Collective emotion of this sort is always smouldering within us, and may at any time break forth and melt into some kind of a whole the differentiations of which our life appears to consist. It evidently does so in times of warlike excitement, and may well give rise to other forms of enthusiasm which we cannot now foresee. It produced the Crusades in the past, and may produce future movements equally remote from our recent experience.

The modern world makes distracting claims upon us. Shall we go with our family and class, or break away in pursuit of a larger humanitarian ideal? Is it better to "mind our own business" and go in for technical excellence, or to try for culture? Shall we follow the morals of our church or those of our profession ? Shall we be national patriots or international socialists?

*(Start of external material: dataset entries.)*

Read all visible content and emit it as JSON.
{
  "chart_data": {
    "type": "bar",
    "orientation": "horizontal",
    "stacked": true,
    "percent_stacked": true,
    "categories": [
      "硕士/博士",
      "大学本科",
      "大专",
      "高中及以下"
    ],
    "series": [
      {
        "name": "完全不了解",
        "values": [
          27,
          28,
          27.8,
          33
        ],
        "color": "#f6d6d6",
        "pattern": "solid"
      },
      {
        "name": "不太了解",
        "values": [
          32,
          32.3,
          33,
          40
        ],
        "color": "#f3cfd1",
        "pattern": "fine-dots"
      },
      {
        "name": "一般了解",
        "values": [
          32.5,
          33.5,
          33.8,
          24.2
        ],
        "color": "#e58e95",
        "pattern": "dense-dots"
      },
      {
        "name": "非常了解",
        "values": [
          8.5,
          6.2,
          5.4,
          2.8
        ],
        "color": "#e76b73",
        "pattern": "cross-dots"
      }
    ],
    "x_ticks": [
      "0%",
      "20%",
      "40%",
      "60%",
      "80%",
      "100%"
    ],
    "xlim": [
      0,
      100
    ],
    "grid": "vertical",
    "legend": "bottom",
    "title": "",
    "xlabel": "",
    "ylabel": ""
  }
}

There is no way out but to strive for a synthesis of these ideas in an organic whole, in some supreme and inclusive allegiance, perhaps in some conception of a God to whom one may look for leadership above the divisions

( 254) of nation, race, and sect. So long as we are conscious only of our country, our family, our class, or our business, we may make a kind of god of that, but conflicting ideals force us to seek a larger unity. In the heat of war we may be all one flame of patriotism; but after a while the rest of life asserts itself, and we ask what we are fighting for, demanding that it be something for the good of all mankind.